Be smart with your online time. I used to have my email open in one tab and Facebook in another at all times when I was at the computer. Every time I saw a new notification or email, I’d interrupt what I was working on and check it out compulsively. It scattered my focus and made my work take twice as long.

These days, I check email and my social media accounts three times a day. When I receive newsletters (yes, I too am subscribed to some newsletters, just like you read Monday Sparkles!), I save them in a special folder and read them in the half-hour I have allocated each day for “educational reading”. I quickly scan through offers and promotions, reply to business and personal emails, look through my social media accounts, respond to comments etc, and then I close these tabs again. Done.

To cut it short: I recommend using the internet, but use it on your own terms and in your own time.

Spend “offline” time with people who matter. I have recently ramped up my work on my Coaching business, and whilst this is one of my passions and lights me up, it also means more time spent on my own, working, because I also have a daytime job. To balance this, I make a conscious effort to have fun in between, and most especially to meet friends “in the flesh” regularly. I often don’t feel like I’m missing something and only afterwards realise how good it’s done me to actually hug and talk to people I love.

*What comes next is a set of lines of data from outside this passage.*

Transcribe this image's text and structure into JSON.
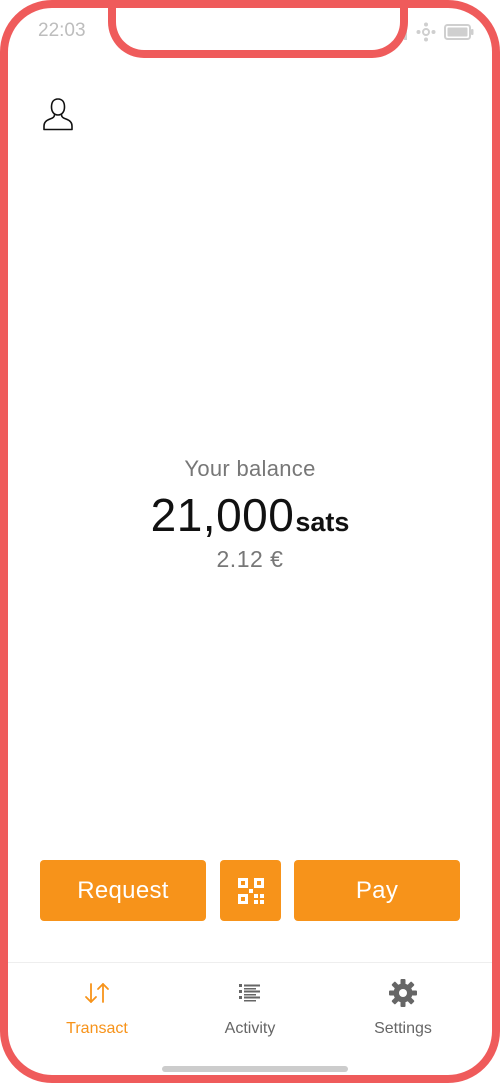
{
  "status_bar": {
    "time": "22:03",
    "icons": [
      "signal-icon",
      "network-icon",
      "battery-icon"
    ]
  },
  "header": {
    "profile_icon": "profile-icon"
  },
  "balance": {
    "label": "Your balance",
    "value": "21,000",
    "unit": "sats",
    "fiat": "2.12 €"
  },
  "actions": {
    "request_label": "Request",
    "qr_icon": "qr-code-icon",
    "pay_label": "Pay"
  },
  "tabs": [
    {
      "label": "Transact",
      "icon": "transact-arrows-icon",
      "active": true
    },
    {
      "label": "Activity",
      "icon": "list-icon",
      "active": false
    },
    {
      "label": "Settings",
      "icon": "gear-icon",
      "active": false
    }
  ],
  "colors": {
    "accent": "#F7931A",
    "frame": "#EF5B5B",
    "muted_text": "#777777",
    "primary_text": "#111111"
  }
}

To cut it short: Your passions are important, but so are the people in your life. Make sure to spend quality time with loved ones regularly.

Take action. Forget waiting for the right time, or until you’re ready. If you want to do something, start! Get Coaching (the shortcut to action!), get a teacher, do whatever it takes to get into action mode. If you just keep reading and learning about it, you might get smarter but you’re no step closer to actually living what you really want.

To cut it short: Stop overthinking and take a first step towards your goal today. You can thank me later!